25 Jul Gift from the Sea
Anne Morrow Lindbergh’s beautiful book, Gift from the Sea, is a summer treasure. Every morning, as I sit upon my sunny deck, grateful for a little time alone, sipping sweet coffee, taking in stunning views of mountain and sky, I journal and read and reflect.
Marking sections of Morrow Lindbergh’s beauty of a book, at this point, I cannot fathom the words of wisdom that wind their way over the pages, flowing in and out with the breath of the sea, were penned by a woman who’s early adulthood was marked by such intense tragedy.
Shockingly, while researching this book–reading reviews and blogs and even essay excerpts by American college students for whom the book was required reading–rarely did I find reference to the fact the Lindberghs’ (Anne was married to Charles Lindbergh, the famed aviator) lost their first child in the famous kidnapping of baby Lindbergh. For an overview of that history, here’s the wiki link: en.wikipedia.org/wiki/Lindbergh_kidnapping
The Lindberghs went on to have five more children, and in fact, my copy of Gift from the Sea is the 50th anniversary edition in which daughter, Reeve Lindbergh, has penned a lovely introduction to her mother’s famous work.
Reeve says, “At whatever point one opens Gift from the Sea, to any chapter or page, the author’s words offer a chance to breathe and to live more slowly…after just a few pages I always begin to relax into that movement and to feel like something that belongs to the tide–just another piece of flotsam, floating in the great oceanic rhythms of the universe. This, in itself, is deeply reassuring.”
Show me a woman out there (or a man, for that matter) who could not benefit from a few moments of peaceful pleasure every morning?
From Wikipedia, here’s an overview of the book.

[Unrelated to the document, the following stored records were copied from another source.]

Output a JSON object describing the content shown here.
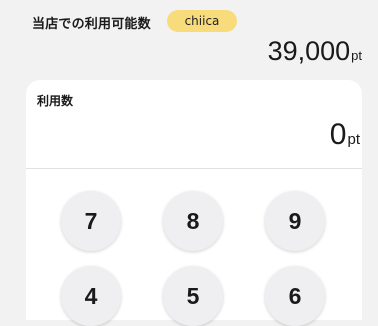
{
  "header": {
    "available_label": "当店での利用可能数",
    "badge": "chiica",
    "balance_value": "39,000",
    "balance_unit": "pt"
  },
  "usage": {
    "label": "利用数",
    "value": "0",
    "unit": "pt"
  },
  "keypad": {
    "keys": [
      "7",
      "8",
      "9",
      "4",
      "5",
      "6"
    ]
  },
  "colors": {
    "badge_bg": "#f8dc7c",
    "page_bg": "#f2f2f3",
    "card_bg": "#ffffff"
  }
}
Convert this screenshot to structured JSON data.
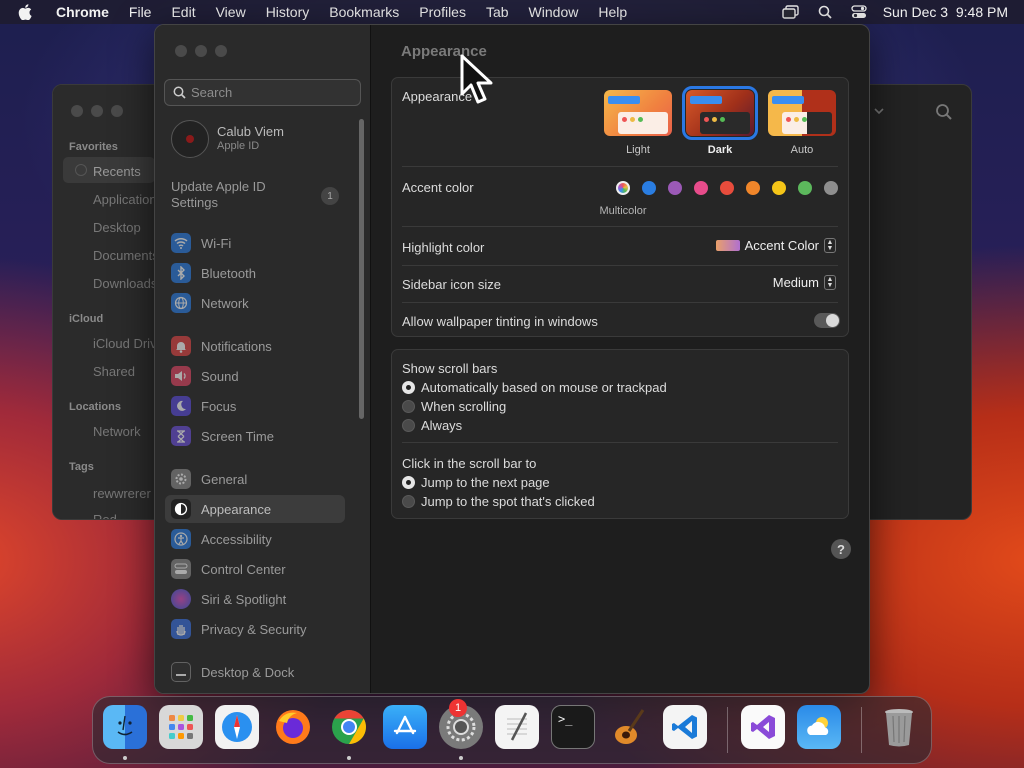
{
  "menubar": {
    "app": "Chrome",
    "items": [
      "File",
      "Edit",
      "View",
      "History",
      "Bookmarks",
      "Profiles",
      "Tab",
      "Window",
      "Help"
    ],
    "datetime": "Sun Dec 3  9:48 PM"
  },
  "finder": {
    "favorites": "Favorites",
    "fav_items": [
      "Recents",
      "Applications",
      "Desktop",
      "Documents",
      "Downloads"
    ],
    "icloud": "iCloud",
    "icloud_items": [
      "iCloud Drive",
      "Shared"
    ],
    "locations": "Locations",
    "location_items": [
      "Network"
    ],
    "tags": "Tags",
    "tag_items": [
      "rewwrerer",
      "Red"
    ]
  },
  "sidebar": {
    "search_placeholder": "Search",
    "user_name": "Calub Viem",
    "user_sub": "Apple ID",
    "update_text": "Update Apple ID Settings",
    "update_badge": "1",
    "items": [
      {
        "label": "Wi-Fi",
        "color": "#2a7de1"
      },
      {
        "label": "Bluetooth",
        "color": "#2a7de1"
      },
      {
        "label": "Network",
        "color": "#2a7de1"
      },
      {
        "label": "Notifications",
        "color": "#e04646"
      },
      {
        "label": "Sound",
        "color": "#e04664"
      },
      {
        "label": "Focus",
        "color": "#5a4ad8"
      },
      {
        "label": "Screen Time",
        "color": "#6a50d8"
      },
      {
        "label": "General",
        "color": "#8a8a8a"
      },
      {
        "label": "Appearance",
        "color": "#222222"
      },
      {
        "label": "Accessibility",
        "color": "#2a7de1"
      },
      {
        "label": "Control Center",
        "color": "#8a8a8a"
      },
      {
        "label": "Siri & Spotlight",
        "color": "#b040c8"
      },
      {
        "label": "Privacy & Security",
        "color": "#3a70e0"
      },
      {
        "label": "Desktop & Dock",
        "color": "#333333"
      }
    ]
  },
  "content": {
    "title": "Appearance",
    "appearance_label": "Appearance",
    "themes": [
      "Light",
      "Dark",
      "Auto"
    ],
    "selected_theme": "Dark",
    "accent_label": "Accent color",
    "accent_colors": [
      "#2a7de1",
      "#9b59b6",
      "#e74c8b",
      "#e74c3c",
      "#f0862a",
      "#f5c518",
      "#5cb85c",
      "#8e8e8e"
    ],
    "multicolor_label": "Multicolor",
    "highlight_label": "Highlight color",
    "highlight_value": "Accent Color",
    "icon_size_label": "Sidebar icon size",
    "icon_size_value": "Medium",
    "tinting_label": "Allow wallpaper tinting in windows",
    "scroll_title": "Show scroll bars",
    "scroll_options": [
      "Automatically based on mouse or trackpad",
      "When scrolling",
      "Always"
    ],
    "click_title": "Click in the scroll bar to",
    "click_options": [
      "Jump to the next page",
      "Jump to the spot that's clicked"
    ],
    "help": "?"
  },
  "dock": {
    "settings_badge": "1",
    "apps": [
      "finder-icon",
      "launchpad-icon",
      "safari-icon",
      "firefox-icon",
      "chrome-icon",
      "app-store-icon",
      "system-settings-icon",
      "textedit-icon",
      "terminal-icon",
      "garageband-icon",
      "vscode-icon",
      "visual-studio-icon",
      "weather-icon",
      "trash-icon"
    ]
  }
}
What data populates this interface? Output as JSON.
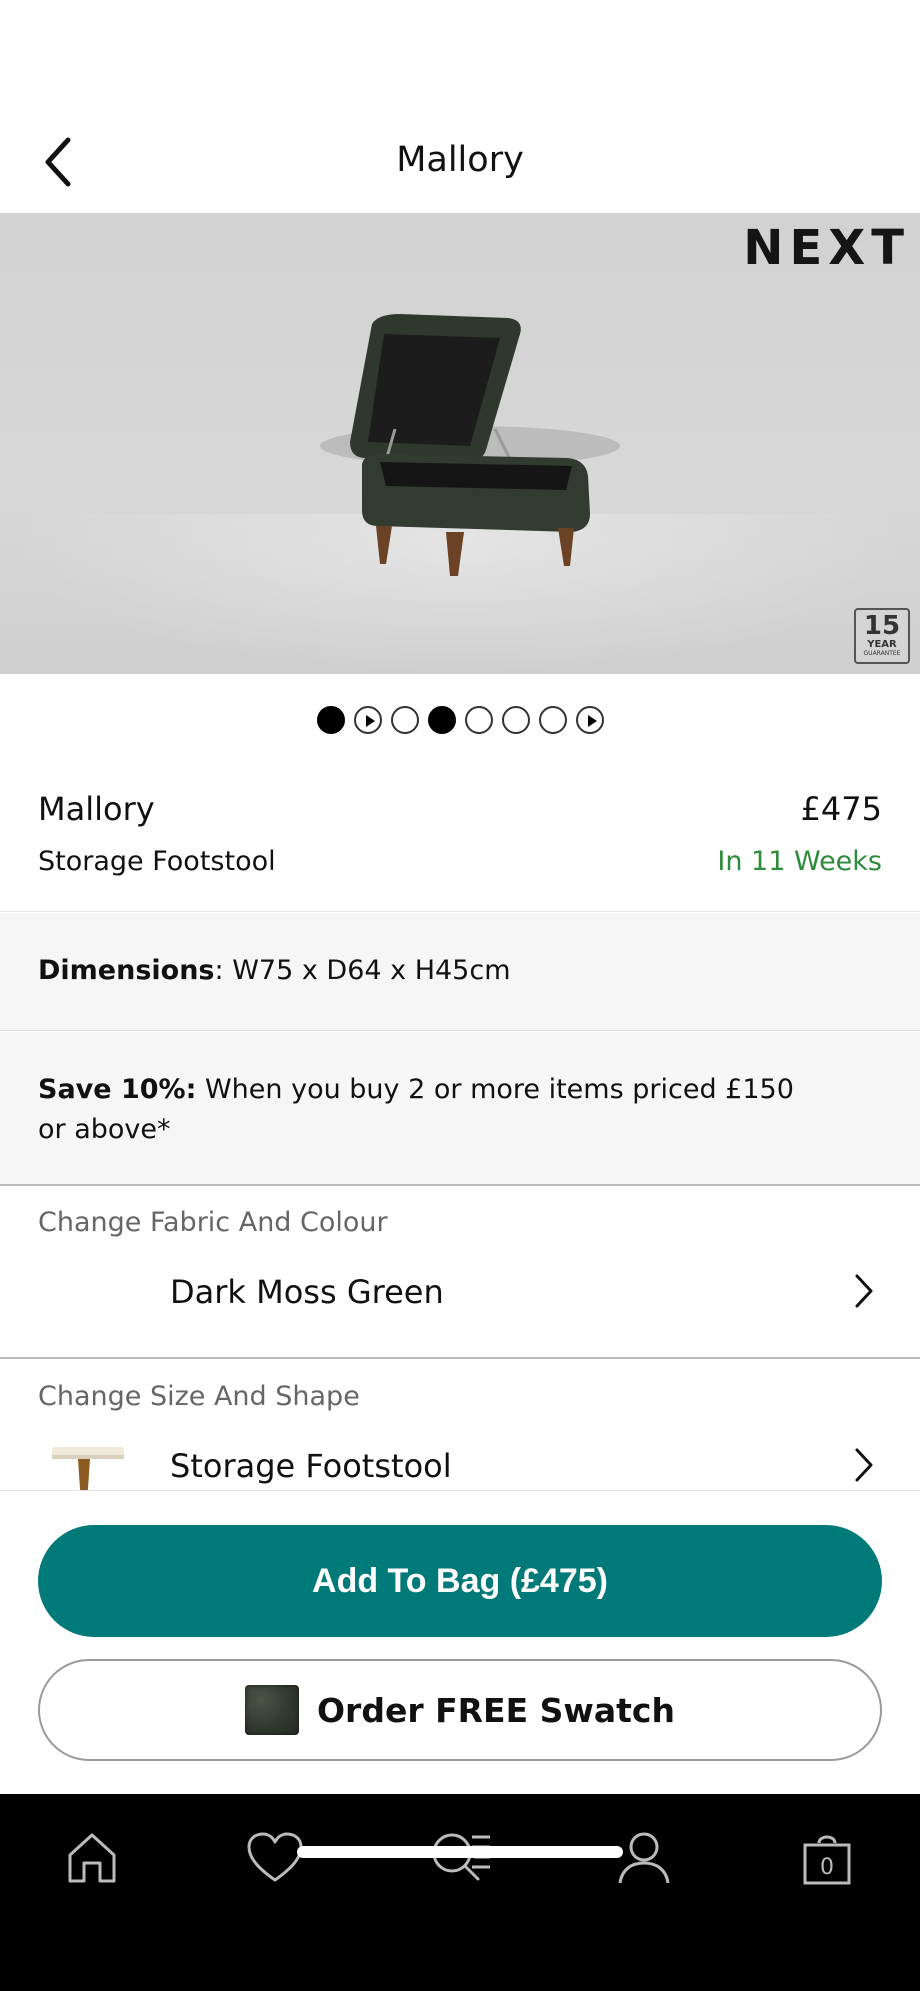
{
  "header": {
    "title": "Mallory",
    "back_icon": "chevron-left-icon"
  },
  "hero": {
    "brand_logo": "NEXT",
    "guarantee": {
      "number": "15",
      "unit": "YEAR",
      "label": "GUARANTEE"
    },
    "carousel": {
      "slides": [
        "image",
        "video",
        "image",
        "image",
        "image",
        "image",
        "image",
        "video"
      ],
      "active_index": 3
    }
  },
  "product": {
    "name": "Mallory",
    "price": "£475",
    "subtitle": "Storage Footstool",
    "delivery": "In 11 Weeks",
    "delivery_color": "#2e8b3a"
  },
  "dimensions": {
    "label": "Dimensions",
    "separator": ":",
    "value": " W75 x D64 x H45cm"
  },
  "promo": {
    "label": "Save 10%:",
    "text": " When you buy 2 or more items priced £150 or above*"
  },
  "options": {
    "fabric": {
      "label": "Change Fabric And Colour",
      "value": "Dark Moss Green"
    },
    "size": {
      "label": "Change Size And Shape",
      "value": "Storage Footstool"
    }
  },
  "actions": {
    "add_to_bag": "Add To Bag (£475)",
    "add_to_bag_color": "#007a78",
    "order_swatch": "Order FREE Swatch"
  },
  "tabbar": {
    "items": [
      {
        "name": "home",
        "icon": "home-icon"
      },
      {
        "name": "favourites",
        "icon": "heart-icon"
      },
      {
        "name": "search",
        "icon": "search-icon"
      },
      {
        "name": "account",
        "icon": "user-icon"
      },
      {
        "name": "bag",
        "icon": "bag-icon",
        "count": "0"
      }
    ]
  }
}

Why not pick one up and bring a little of the sea to your soul.
While on vacation on Florida’s Captiva Island in the early 1950s, Lindbergh wrote this essay-style work taking shells on the beach for inspiration, and reflecting on the lives of Americans, particularly American women, in the mid-twentieth century. She shares her meditations on youth and age; love and marriage; peace, solitude and contentment during her visit.
Sometimes classified as inspirational literature, the book presages many of the themes in that genre of popular literature: simplicity, solitude and caring for the soul. Gift from the Sea has sold over 3 million copies and has been translated into 45 languages.